CF 655E E. Beautiful Subarrays (

题意

给你一个大小为n（1 <= n <= 10 ^ 6）的 int 数组，找出连续子串的个数，满足连续子串的亦或值至少为k（1 <= k <= 10 ^ 9）

思路

字典树

代码

#define rep(i, n) for (int i = 0; i < (n); i++)
#define FOR(i, n, m) for (int i = (n); i <= (m); i++)
#define FORD(i, n, m) for (int i = (n); i >= (m); i--)
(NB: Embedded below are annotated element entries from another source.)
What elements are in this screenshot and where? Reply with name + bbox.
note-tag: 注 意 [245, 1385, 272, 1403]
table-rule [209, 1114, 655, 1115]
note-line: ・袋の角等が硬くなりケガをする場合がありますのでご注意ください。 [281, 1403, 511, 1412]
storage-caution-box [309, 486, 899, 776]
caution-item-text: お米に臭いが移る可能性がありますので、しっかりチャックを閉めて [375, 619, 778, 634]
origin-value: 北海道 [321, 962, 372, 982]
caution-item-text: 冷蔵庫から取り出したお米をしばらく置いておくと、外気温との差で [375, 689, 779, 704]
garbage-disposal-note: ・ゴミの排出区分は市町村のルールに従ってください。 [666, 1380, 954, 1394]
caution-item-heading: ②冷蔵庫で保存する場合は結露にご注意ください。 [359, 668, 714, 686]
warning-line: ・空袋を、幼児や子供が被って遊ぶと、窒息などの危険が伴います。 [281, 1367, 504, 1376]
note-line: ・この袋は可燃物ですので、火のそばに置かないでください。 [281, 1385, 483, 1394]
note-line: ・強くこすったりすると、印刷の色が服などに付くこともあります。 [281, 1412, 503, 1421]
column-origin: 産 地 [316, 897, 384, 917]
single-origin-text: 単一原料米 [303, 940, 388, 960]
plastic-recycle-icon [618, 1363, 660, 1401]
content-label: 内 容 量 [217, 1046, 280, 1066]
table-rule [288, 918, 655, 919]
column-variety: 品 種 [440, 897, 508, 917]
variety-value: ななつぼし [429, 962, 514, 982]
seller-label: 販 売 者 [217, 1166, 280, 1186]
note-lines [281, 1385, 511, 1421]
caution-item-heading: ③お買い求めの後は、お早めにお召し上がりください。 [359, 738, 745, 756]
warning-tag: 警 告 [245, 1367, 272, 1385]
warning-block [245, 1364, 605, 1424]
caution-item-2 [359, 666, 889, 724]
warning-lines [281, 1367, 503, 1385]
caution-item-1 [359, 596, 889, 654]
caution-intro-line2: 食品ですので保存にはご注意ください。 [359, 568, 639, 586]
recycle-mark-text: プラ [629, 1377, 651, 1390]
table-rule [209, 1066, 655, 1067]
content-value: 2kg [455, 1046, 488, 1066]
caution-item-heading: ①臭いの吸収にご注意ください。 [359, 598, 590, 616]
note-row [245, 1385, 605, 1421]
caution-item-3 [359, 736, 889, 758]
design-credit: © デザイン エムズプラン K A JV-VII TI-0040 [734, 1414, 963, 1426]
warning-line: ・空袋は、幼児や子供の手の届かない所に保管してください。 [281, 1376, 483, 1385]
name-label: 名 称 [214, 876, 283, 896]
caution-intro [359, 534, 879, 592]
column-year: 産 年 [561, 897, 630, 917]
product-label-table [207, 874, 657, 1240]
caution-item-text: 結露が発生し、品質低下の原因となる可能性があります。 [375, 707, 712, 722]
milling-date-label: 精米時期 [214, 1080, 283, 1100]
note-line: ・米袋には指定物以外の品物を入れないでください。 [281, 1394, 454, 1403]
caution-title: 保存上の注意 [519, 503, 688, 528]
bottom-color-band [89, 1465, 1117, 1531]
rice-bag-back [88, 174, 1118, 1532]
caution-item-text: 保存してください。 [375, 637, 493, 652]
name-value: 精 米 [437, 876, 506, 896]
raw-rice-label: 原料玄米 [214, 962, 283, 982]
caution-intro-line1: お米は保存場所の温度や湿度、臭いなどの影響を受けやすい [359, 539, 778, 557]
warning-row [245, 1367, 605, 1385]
const int N = 30e6 + 5, L = 30;

int n, m, e, d;
int ch[N][2];
int wv[N];

void init() {
    e = 1, wv[0] = 0;
    ch[0][0] = ch[0][1] = -1;
}

void add(int x) {
    int p = 0, id;
    wv[p]++;
    //sc(x);
    FORD (i, L - 1, 0) {
        id = (x >> i) & 1;
        //sc3(p, id, ch[p][id]);
        if (ch[p][id] == -1) {
            ch[e][0] = ch[e][1] = -1;
            wv[e] = 0;
            ch[p][id] = e++;
        }
        p = ch[p][id], wv[p]++;
        //sc3(p, wv[p], e);
    }
}

int cal() {
    int ans = 0, p = 0, id, x;
    FORD (i, L - 1, 0) {
        id = (m >> i) & 1, x =  (d >> i) & 1 ^ 1;
        if (id) {                   // for bit = 1
            if (ch[p][x] == -1) return ans;
            p = ch[p][x];
        } else {                    // for bit = 0
            if (ch[p][x] != -1) ans += wv[ch[p][x]];
            if (ch[p][x ^ 1] != -1) p = ch[p][x ^ 1];
            else return ans;
        }
    }
    return ans + wv[p];
}

int main() {
    int x;
    LL ans;
    while (~scanf("%d %d", &n, &m)) {
        init();
        ans = 0, d = 0;
        rep (i, n) {
            scanf("%d", &x);
            add(d);
            d ^= x;
            ans += cal();
        }
        cout << ans << '\n';
    }
    return 0;
}

再来个指针版本

#define rep(i, n) for (int i = 0; i < (n); i++)
#define FOR(i, n, m) for (int i = (n); i <= (m); i++)
#define FORD(i, n, m) for (int i = (n); i >= (m); i--)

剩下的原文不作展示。